One of the most important aspect’s of Awair’s Backend system is being able to scalably store and fetch time series data (e.g. sensor data from devices). For this, we employ Google Cloud Platform’s BigTable NoSQL managed database.
We added one more additional node in order to put the storage usage below the 70% suggested limit, and to give it more resources to use on the re-balance. During recovery, the rows read in BigTable peaked at 400 thousand per second and the pending write requests flushed completely. No data was lost and the cluster has returned to good health.
We will add internal alerting to BigTable to warn us when the storag utilization climbs above 70% so that this issue does not occur again.
Posted Jun 21, 2019 - 10:50 PDT
Resolved
All APIs operation are back to normal.
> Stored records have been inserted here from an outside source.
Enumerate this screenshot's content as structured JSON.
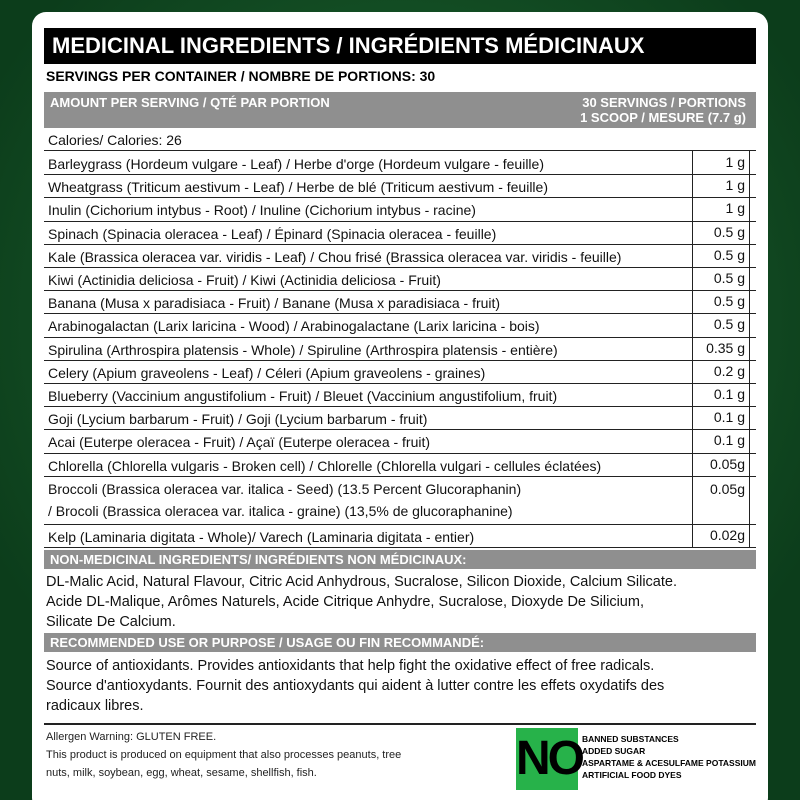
{
  "header": {
    "title": "MEDICINAL INGREDIENTS / INGRÉDIENTS MÉDICINAUX",
    "servings": "SERVINGS PER CONTAINER / NOMBRE DE PORTIONS: 30"
  },
  "amount_bar": {
    "left": "AMOUNT PER SERVING / QTÉ PAR PORTION",
    "right": [
      "30 SERVINGS / PORTIONS",
      "1 SCOOP / MESURE (7.7 g)"
    ]
  },
  "calories": "Calories/ Calories: 26",
  "ingredients": [
    {
      "name": [
        "Barleygrass (Hordeum vulgare - Leaf) / Herbe d'orge (Hordeum vulgare - feuille)"
      ],
      "amount": "1 g"
    },
    {
      "name": [
        "Wheatgrass (Triticum aestivum - Leaf) / Herbe de blé (Triticum aestivum - feuille)"
      ],
      "amount": "1 g"
    },
    {
      "name": [
        "Inulin (Cichorium intybus - Root) / Inuline (Cichorium intybus - racine)"
      ],
      "amount": "1 g"
    },
    {
      "name": [
        "Spinach (Spinacia oleracea - Leaf) / Épinard (Spinacia oleracea - feuille)"
      ],
      "amount": "0.5 g"
    },
    {
      "name": [
        "Kale (Brassica oleracea var. viridis - Leaf) / Chou frisé (Brassica oleracea var. viridis - feuille)"
      ],
      "amount": "0.5 g"
    },
    {
      "name": [
        "Kiwi (Actinidia deliciosa - Fruit) / Kiwi (Actinidia deliciosa - Fruit)"
      ],
      "amount": "0.5 g"
    },
    {
      "name": [
        "Banana (Musa x paradisiaca - Fruit) / Banane (Musa x paradisiaca - fruit)"
      ],
      "amount": "0.5 g"
    },
    {
      "name": [
        "Arabinogalactan (Larix laricina - Wood) / Arabinogalactane (Larix laricina - bois)"
      ],
      "amount": "0.5 g"
    },
    {
      "name": [
        "Spirulina (Arthrospira platensis - Whole) / Spiruline (Arthrospira platensis - entière)"
      ],
      "amount": "0.35 g"
    },
    {
      "name": [
        "Celery (Apium graveolens - Leaf) / Céleri (Apium graveolens - graines)"
      ],
      "amount": "0.2 g"
    },
    {
      "name": [
        "Blueberry (Vaccinium angustifolium - Fruit) / Bleuet (Vaccinium angustifolium, fruit)"
      ],
      "amount": "0.1 g"
    },
    {
      "name": [
        "Goji (Lycium barbarum - Fruit) / Goji (Lycium barbarum - fruit)"
      ],
      "amount": "0.1 g"
    },
    {
      "name": [
        "Acai (Euterpe oleracea - Fruit) / Açaï (Euterpe oleracea - fruit)"
      ],
      "amount": "0.1 g"
    },
    {
      "name": [
        "Chlorella (Chlorella vulgaris - Broken cell) / Chlorelle (Chlorella vulgari - cellules éclatées)"
      ],
      "amount": "0.05g"
    },
    {
      "name": [
        "Broccoli (Brassica oleracea var. italica - Seed) (13.5 Percent Glucoraphanin)",
        "/ Brocoli (Brassica oleracea var. italica - graine) (13,5% de glucoraphanine)"
      ],
      "amount": "0.05g"
    },
    {
      "name": [
        "Kelp (Laminaria digitata - Whole)/ Varech (Laminaria digitata - entier)"
      ],
      "amount": "0.02g"
    }
  ],
  "non_medicinal": {
    "title": "NON-MEDICINAL INGREDIENTS/ INGRÉDIENTS NON MÉDICINAUX:",
    "lines": [
      "DL-Malic Acid, Natural Flavour, Citric Acid Anhydrous, Sucralose, Silicon Dioxide, Calcium Silicate.",
      "Acide DL-Malique, Arômes Naturels, Acide Citrique Anhydre, Sucralose, Dioxyde De Silicium,",
      "Silicate De Calcium."
    ]
  },
  "recommended": {
    "title": "RECOMMENDED USE OR PURPOSE / USAGE OU FIN RECOMMANDÉ:",
    "lines": [
      "Source of antioxidants. Provides antioxidants that help fight the oxidative effect of free radicals.",
      "Source d'antioxydants. Fournit des antioxydants qui aident à lutter contre les effets oxydatifs des",
      "radicaux libres."
    ]
  },
  "allergen": {
    "lines": [
      "Allergen Warning: GLUTEN FREE.",
      "This product is produced on equipment that also processes peanuts, tree",
      "nuts, milk, soybean, egg, wheat, sesame, shellfish, fish."
    ]
  },
  "badge": {
    "big": "NO",
    "items": [
      "BANNED SUBSTANCES",
      "ADDED SUGAR",
      "ASPARTAME & ACESULFAME POTASSIUM",
      "ARTIFICIAL FOOD DYES"
    ]
  }
}
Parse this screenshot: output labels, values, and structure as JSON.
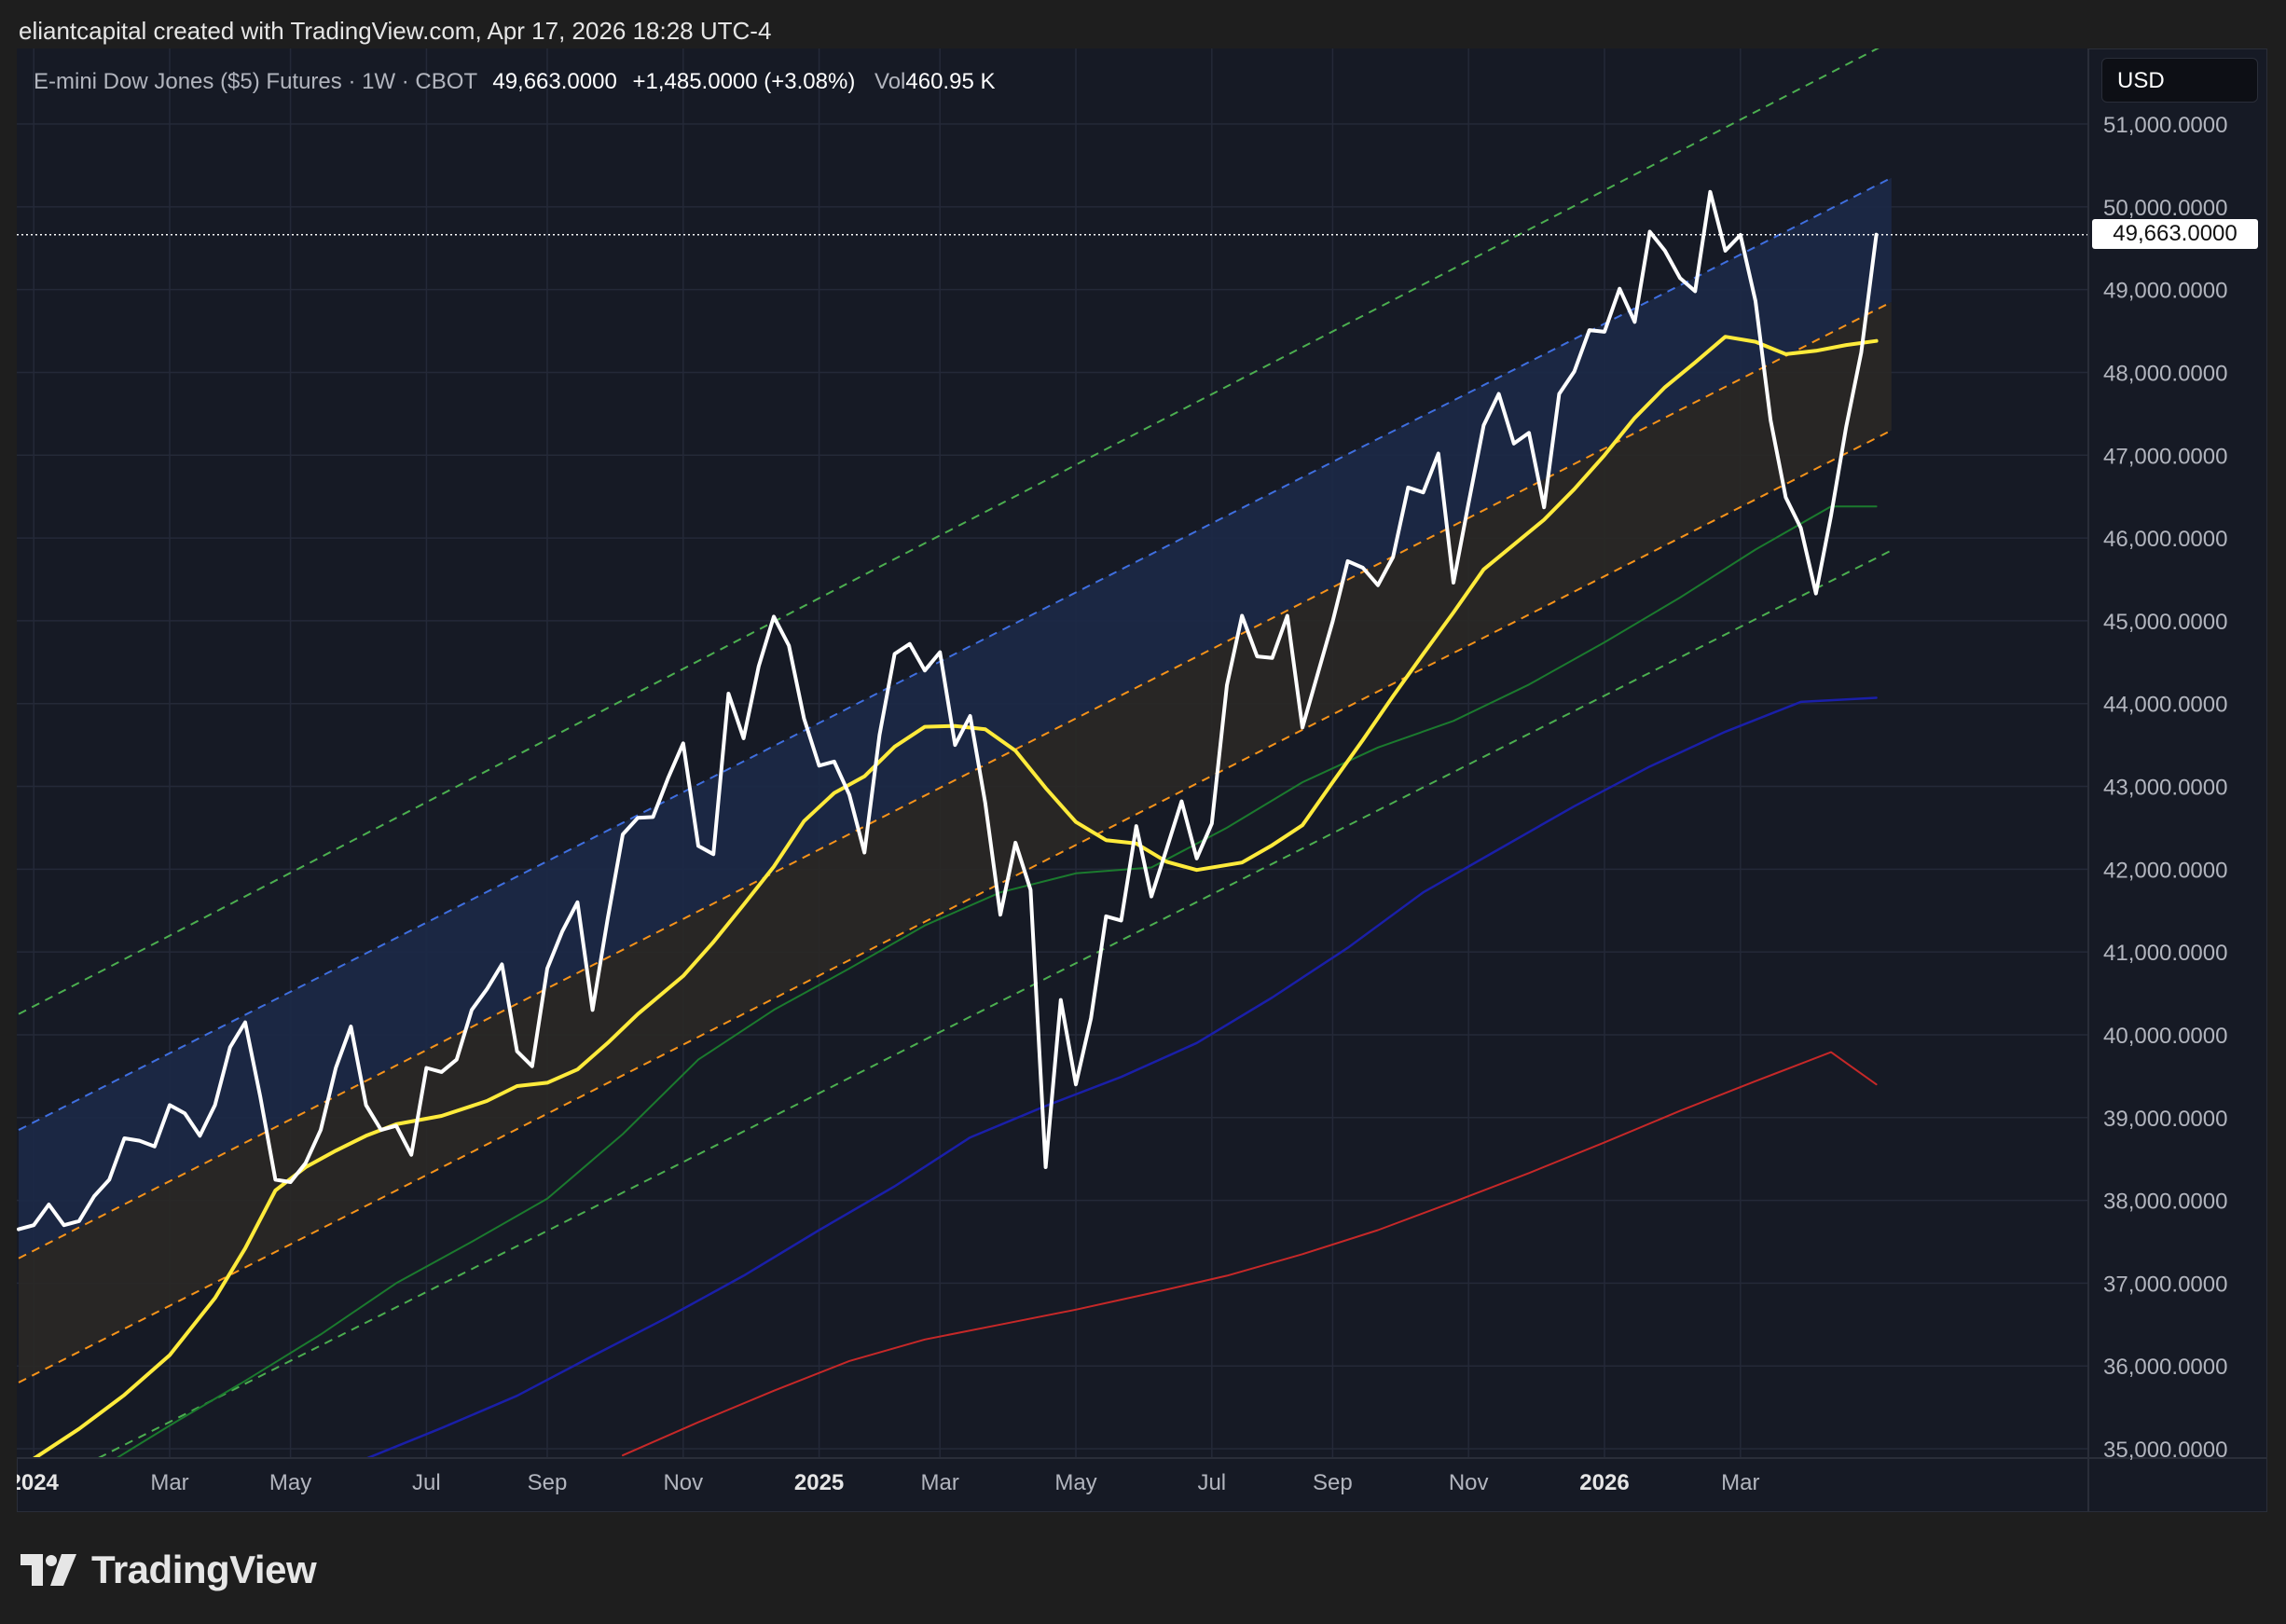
{
  "caption": "eliantcapital created with TradingView.com, Apr 17, 2026 18:28 UTC-4",
  "legend": {
    "instrument": "E-mini Dow Jones ($5) Futures · 1W · CBOT",
    "last": "49,663.0000",
    "change": "+1,485.0000 (+3.08%)",
    "vol_label": "Vol",
    "vol_value": "460.95 K"
  },
  "currency": "USD",
  "brand": {
    "name": "TradingView",
    "logo": "tradingview-logo-icon"
  },
  "colors": {
    "price": "#ffffff",
    "ema_yellow": "#ffeb3b",
    "ma_green": "#1b7a2e",
    "ma_blue": "#1a1fa8",
    "ma_red": "#c62828",
    "channel_green": "#4caf50",
    "channel_blue": "#3f6fe0",
    "channel_orange": "#f7931a",
    "blue_band_fill": "#1c2947",
    "orange_band_fill": "#2a2826"
  },
  "chart_data": {
    "type": "line",
    "title": "E-mini Dow Jones ($5) Futures · 1W · CBOT",
    "ylabel": "USD",
    "ylim": [
      34900,
      52000
    ],
    "y_ticks": [
      "51,000.0000",
      "50,000.0000",
      "49,000.0000",
      "48,000.0000",
      "47,000.0000",
      "46,000.0000",
      "45,000.0000",
      "44,000.0000",
      "43,000.0000",
      "42,000.0000",
      "41,000.0000",
      "40,000.0000",
      "39,000.0000",
      "38,000.0000",
      "37,000.0000",
      "36,000.0000",
      "35,000.0000"
    ],
    "x_ticks": [
      {
        "label": "2024",
        "bold": true,
        "week": 1
      },
      {
        "label": "Mar",
        "week": 10
      },
      {
        "label": "May",
        "week": 18
      },
      {
        "label": "Jul",
        "week": 27
      },
      {
        "label": "Sep",
        "week": 35
      },
      {
        "label": "Nov",
        "week": 44
      },
      {
        "label": "2025",
        "bold": true,
        "week": 53
      },
      {
        "label": "Mar",
        "week": 61
      },
      {
        "label": "May",
        "week": 70
      },
      {
        "label": "Jul",
        "week": 79
      },
      {
        "label": "Sep",
        "week": 87
      },
      {
        "label": "Nov",
        "week": 96
      },
      {
        "label": "2026",
        "bold": true,
        "week": 105
      },
      {
        "label": "Mar",
        "week": 114
      }
    ],
    "last_price_label": "49,663.0000",
    "last_price": 49663,
    "grid": true,
    "series": [
      {
        "key": "price",
        "points": [
          [
            0,
            37650
          ],
          [
            1,
            37700
          ],
          [
            2,
            37950
          ],
          [
            3,
            37700
          ],
          [
            4,
            37750
          ],
          [
            5,
            38050
          ],
          [
            6,
            38250
          ],
          [
            7,
            38750
          ],
          [
            8,
            38720
          ],
          [
            9,
            38650
          ],
          [
            10,
            39150
          ],
          [
            11,
            39050
          ],
          [
            12,
            38780
          ],
          [
            13,
            39150
          ],
          [
            14,
            39850
          ],
          [
            15,
            40150
          ],
          [
            16,
            39250
          ],
          [
            17,
            38250
          ],
          [
            18,
            38220
          ],
          [
            19,
            38450
          ],
          [
            20,
            38850
          ],
          [
            21,
            39600
          ],
          [
            22,
            40100
          ],
          [
            23,
            39150
          ],
          [
            24,
            38850
          ],
          [
            25,
            38900
          ],
          [
            26,
            38550
          ],
          [
            27,
            39600
          ],
          [
            28,
            39550
          ],
          [
            29,
            39700
          ],
          [
            30,
            40300
          ],
          [
            31,
            40550
          ],
          [
            32,
            40850
          ],
          [
            33,
            39800
          ],
          [
            34,
            39620
          ],
          [
            35,
            40800
          ],
          [
            36,
            41250
          ],
          [
            37,
            41600
          ],
          [
            38,
            40300
          ],
          [
            39,
            41400
          ],
          [
            40,
            42420
          ],
          [
            41,
            42620
          ],
          [
            42,
            42630
          ],
          [
            43,
            43100
          ],
          [
            44,
            43520
          ],
          [
            45,
            42280
          ],
          [
            46,
            42180
          ],
          [
            47,
            44120
          ],
          [
            48,
            43580
          ],
          [
            49,
            44450
          ],
          [
            50,
            45050
          ],
          [
            51,
            44700
          ],
          [
            52,
            43820
          ],
          [
            53,
            43250
          ],
          [
            54,
            43300
          ],
          [
            55,
            42900
          ],
          [
            56,
            42200
          ],
          [
            57,
            43620
          ],
          [
            58,
            44600
          ],
          [
            59,
            44720
          ],
          [
            60,
            44400
          ],
          [
            61,
            44620
          ],
          [
            62,
            43500
          ],
          [
            63,
            43850
          ],
          [
            64,
            42800
          ],
          [
            65,
            41450
          ],
          [
            66,
            42320
          ],
          [
            67,
            41750
          ],
          [
            68,
            38400
          ],
          [
            69,
            40420
          ],
          [
            70,
            39400
          ],
          [
            71,
            40200
          ],
          [
            72,
            41430
          ],
          [
            73,
            41380
          ],
          [
            74,
            42520
          ],
          [
            75,
            41670
          ],
          [
            76,
            42240
          ],
          [
            77,
            42820
          ],
          [
            78,
            42130
          ],
          [
            79,
            42550
          ],
          [
            80,
            44220
          ],
          [
            81,
            45060
          ],
          [
            82,
            44570
          ],
          [
            83,
            44550
          ],
          [
            84,
            45060
          ],
          [
            85,
            43710
          ],
          [
            86,
            44350
          ],
          [
            87,
            44990
          ],
          [
            88,
            45720
          ],
          [
            89,
            45640
          ],
          [
            90,
            45430
          ],
          [
            91,
            45770
          ],
          [
            92,
            46610
          ],
          [
            93,
            46550
          ],
          [
            94,
            47020
          ],
          [
            95,
            45460
          ],
          [
            96,
            46420
          ],
          [
            97,
            47360
          ],
          [
            98,
            47740
          ],
          [
            99,
            47140
          ],
          [
            100,
            47270
          ],
          [
            101,
            46370
          ],
          [
            102,
            47740
          ],
          [
            103,
            48010
          ],
          [
            104,
            48510
          ],
          [
            105,
            48490
          ],
          [
            106,
            49010
          ],
          [
            107,
            48610
          ],
          [
            108,
            49700
          ],
          [
            109,
            49470
          ],
          [
            110,
            49140
          ],
          [
            111,
            48980
          ],
          [
            112,
            50180
          ],
          [
            113,
            49470
          ],
          [
            114,
            49660
          ],
          [
            115,
            48860
          ],
          [
            116,
            47420
          ],
          [
            117,
            46490
          ],
          [
            118,
            46120
          ],
          [
            119,
            45330
          ],
          [
            120,
            46270
          ],
          [
            121,
            47340
          ],
          [
            122,
            48240
          ],
          [
            123,
            49663
          ]
        ]
      },
      {
        "key": "ema_yellow",
        "points": [
          [
            1,
            34880
          ],
          [
            4,
            35240
          ],
          [
            7,
            35650
          ],
          [
            10,
            36130
          ],
          [
            13,
            36820
          ],
          [
            15,
            37420
          ],
          [
            17,
            38120
          ],
          [
            19,
            38400
          ],
          [
            21,
            38600
          ],
          [
            23,
            38780
          ],
          [
            25,
            38920
          ],
          [
            28,
            39020
          ],
          [
            31,
            39200
          ],
          [
            33,
            39380
          ],
          [
            35,
            39420
          ],
          [
            37,
            39580
          ],
          [
            39,
            39900
          ],
          [
            41,
            40250
          ],
          [
            44,
            40710
          ],
          [
            46,
            41120
          ],
          [
            48,
            41570
          ],
          [
            50,
            42030
          ],
          [
            52,
            42580
          ],
          [
            54,
            42920
          ],
          [
            56,
            43120
          ],
          [
            58,
            43480
          ],
          [
            60,
            43720
          ],
          [
            62,
            43730
          ],
          [
            64,
            43690
          ],
          [
            66,
            43430
          ],
          [
            68,
            42980
          ],
          [
            70,
            42570
          ],
          [
            72,
            42350
          ],
          [
            74,
            42310
          ],
          [
            76,
            42090
          ],
          [
            78,
            41990
          ],
          [
            81,
            42080
          ],
          [
            83,
            42290
          ],
          [
            85,
            42530
          ],
          [
            87,
            43050
          ],
          [
            89,
            43560
          ],
          [
            91,
            44090
          ],
          [
            93,
            44600
          ],
          [
            95,
            45100
          ],
          [
            97,
            45620
          ],
          [
            99,
            45920
          ],
          [
            101,
            46220
          ],
          [
            103,
            46590
          ],
          [
            105,
            47000
          ],
          [
            107,
            47450
          ],
          [
            109,
            47820
          ],
          [
            111,
            48120
          ],
          [
            113,
            48430
          ],
          [
            115,
            48370
          ],
          [
            117,
            48220
          ],
          [
            119,
            48260
          ],
          [
            121,
            48330
          ],
          [
            123,
            48380
          ]
        ]
      },
      {
        "key": "ma_green",
        "points": [
          [
            5,
            34720
          ],
          [
            10,
            35280
          ],
          [
            15,
            35820
          ],
          [
            20,
            36380
          ],
          [
            25,
            37000
          ],
          [
            30,
            37500
          ],
          [
            35,
            38020
          ],
          [
            40,
            38800
          ],
          [
            45,
            39700
          ],
          [
            50,
            40300
          ],
          [
            55,
            40800
          ],
          [
            60,
            41320
          ],
          [
            65,
            41720
          ],
          [
            70,
            41950
          ],
          [
            75,
            42020
          ],
          [
            80,
            42500
          ],
          [
            85,
            43050
          ],
          [
            90,
            43470
          ],
          [
            95,
            43790
          ],
          [
            100,
            44230
          ],
          [
            105,
            44740
          ],
          [
            110,
            45280
          ],
          [
            115,
            45860
          ],
          [
            120,
            46380
          ],
          [
            123,
            46380
          ]
        ]
      },
      {
        "key": "ma_blue",
        "points": [
          [
            23,
            34880
          ],
          [
            28,
            35250
          ],
          [
            33,
            35640
          ],
          [
            38,
            36120
          ],
          [
            43,
            36590
          ],
          [
            48,
            37090
          ],
          [
            53,
            37640
          ],
          [
            58,
            38170
          ],
          [
            63,
            38760
          ],
          [
            68,
            39140
          ],
          [
            73,
            39490
          ],
          [
            78,
            39900
          ],
          [
            83,
            40450
          ],
          [
            88,
            41050
          ],
          [
            93,
            41720
          ],
          [
            98,
            42240
          ],
          [
            103,
            42760
          ],
          [
            108,
            43240
          ],
          [
            113,
            43660
          ],
          [
            118,
            44020
          ],
          [
            123,
            44070
          ]
        ]
      },
      {
        "key": "ma_red",
        "points": [
          [
            40,
            34920
          ],
          [
            45,
            35320
          ],
          [
            50,
            35700
          ],
          [
            55,
            36060
          ],
          [
            60,
            36320
          ],
          [
            65,
            36500
          ],
          [
            70,
            36680
          ],
          [
            75,
            36880
          ],
          [
            80,
            37090
          ],
          [
            85,
            37350
          ],
          [
            90,
            37640
          ],
          [
            95,
            37980
          ],
          [
            100,
            38330
          ],
          [
            105,
            38700
          ],
          [
            110,
            39080
          ],
          [
            115,
            39440
          ],
          [
            120,
            39790
          ],
          [
            123,
            39400
          ]
        ]
      }
    ],
    "channel_lines": [
      {
        "key": "channel_green_upper",
        "start": [
          0,
          40250
        ],
        "end": [
          124,
          52000
        ]
      },
      {
        "key": "channel_blue_upper",
        "start": [
          0,
          38850
        ],
        "end": [
          124,
          50350
        ]
      },
      {
        "key": "channel_orange_upper",
        "start": [
          0,
          37300
        ],
        "end": [
          124,
          48850
        ]
      },
      {
        "key": "channel_orange_lower",
        "start": [
          0,
          35800
        ],
        "end": [
          124,
          47300
        ]
      },
      {
        "key": "channel_green_lower",
        "start": [
          0,
          34400
        ],
        "end": [
          124,
          45850
        ]
      }
    ]
  }
}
The root cause is believed to be high CPU utilizations of BigTable nodes that host sensor data due to rebalancing of data with additional node being added to BigTable cluster. We will follow up with a proper postmortem.
Posted Jun 19, 2019 - 23:38 PDT
Update
Queued up sensor data is still being flushed to be written into BigTable. There might be minor latency for showing current sensor data in mobile app and other interfaces.
Posted Jun 19, 2019 - 23:18 PDT
Update
APIs latencies have gone down significantly and most of the services are back to normal. Still monitoring
Posted Jun 19, 2019 - 22:44 PDT
Monitoring
CPU utilization of the hot node in BigTable cluster going down and API latencies also going down. Still monitoring.
Posted Jun 19, 2019 - 22:34 PDT
Update
One of the nodes in BigTable cluster is showing very high CPU utilization and seems to be the root cause of this issue. Working to mitigate the issue.
Posted Jun 19, 2019 - 22:33 PDT
Update
Components in developer APIs and dashboard where sensor data is being fetched shows same phenomenon of high latency due to central internal component showing high latency.
Posted Jun 19, 2019 - 22:30 PDT
Identified
Potential cause for this issue is identified. It is believed to be caused by internal APIs for fetching time series data that causes the mobile app APIs to be unresponsive. Working to mitigate this issue.
Posted Jun 19, 2019 - 22:16 PDT
Investigating
Mobile app APIs are unresponsive since around 9:10PM PST. Looking into this issue.
Posted Jun 19, 2019 - 22:13 PDT
This incident affected: Developer APIs (Dashboard Developer APIs), Enterprise Dashboard, and Mobile Apps (Awair Business App).